How do you feel about the importance of asking questions? What types of questions have you found effective in identifying customer needs? Who do you question within a customer’s organization to obtain key information?
See what I just did there? With three questions I would have learned a great deal about you and your approach to effective questioning techniques. I would have learned how you feel about the concept I’m trying to sell to you in this article. I would have gotten a better sense of the types of questions you use when interviewing your customers, and I would have better understood where you go to get the information you need from your customers.
You just told me enough about you so that I can better help you become better the questions you ask, why you ask them and who you ask to get the info you need.
One last thing on the importance of asking questions and this is critical. You have to listen for the answers.
10. That almost all development is, in fact, self-development and that personal growth is the product of practice, observation and self-correction.
Learning is a journey, not a destination. Since change is constant, learning needs to be as well. Mistakes are essential to effective learning. If we don’t make mistakes, we can’t learn how to avoid them in the future. I’ve learned from my success too, but failure has taught me a lot more.

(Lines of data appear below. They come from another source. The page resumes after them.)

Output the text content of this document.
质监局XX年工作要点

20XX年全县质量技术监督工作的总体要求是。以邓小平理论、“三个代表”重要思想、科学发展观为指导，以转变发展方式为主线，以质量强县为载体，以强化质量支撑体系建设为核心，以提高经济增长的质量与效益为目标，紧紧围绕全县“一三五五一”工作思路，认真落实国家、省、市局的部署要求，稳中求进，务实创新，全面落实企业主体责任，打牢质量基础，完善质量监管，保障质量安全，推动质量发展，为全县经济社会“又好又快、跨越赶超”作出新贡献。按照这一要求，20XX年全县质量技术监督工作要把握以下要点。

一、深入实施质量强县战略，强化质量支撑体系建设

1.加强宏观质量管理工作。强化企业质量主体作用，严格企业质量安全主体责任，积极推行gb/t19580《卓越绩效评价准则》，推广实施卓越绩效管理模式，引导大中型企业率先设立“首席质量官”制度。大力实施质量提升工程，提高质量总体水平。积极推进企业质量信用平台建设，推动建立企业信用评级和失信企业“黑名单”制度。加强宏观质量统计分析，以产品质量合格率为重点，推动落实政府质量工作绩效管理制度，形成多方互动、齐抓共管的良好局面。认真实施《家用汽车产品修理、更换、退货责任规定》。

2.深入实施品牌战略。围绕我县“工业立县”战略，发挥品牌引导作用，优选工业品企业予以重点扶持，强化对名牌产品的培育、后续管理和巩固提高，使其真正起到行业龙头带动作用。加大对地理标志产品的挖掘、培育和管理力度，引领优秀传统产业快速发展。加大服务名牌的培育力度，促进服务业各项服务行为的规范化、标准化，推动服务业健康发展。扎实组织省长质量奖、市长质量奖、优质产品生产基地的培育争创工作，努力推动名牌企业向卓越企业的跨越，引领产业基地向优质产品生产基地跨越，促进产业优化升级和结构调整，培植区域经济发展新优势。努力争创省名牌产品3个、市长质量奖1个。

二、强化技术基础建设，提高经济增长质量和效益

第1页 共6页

What is the solution for learning better questioning techniques? Ask more questions. Learn what works and what doesn’t. Learn what types of questions work best with different customer personality types. Learn and then apply what you’ve learned. I love this line from the Clint Eastwood movie Heartbreak Ridge: “Improvise, Adapt and Overcome.”
Don’t be afraid to try new things. Study different selling methods and approaches. Strive not only to replicate, but to innovate. If you’re not learning, you’re losing.
I hope you’ve found this series informative and helpful. Make up your mind to help, not sell to, your customers. Make up your mind to listen more than you speak. Make up your mind to never stop learning. Make up your mind. It’s the key to being an invaluable asset to your customers, your organization and yourself.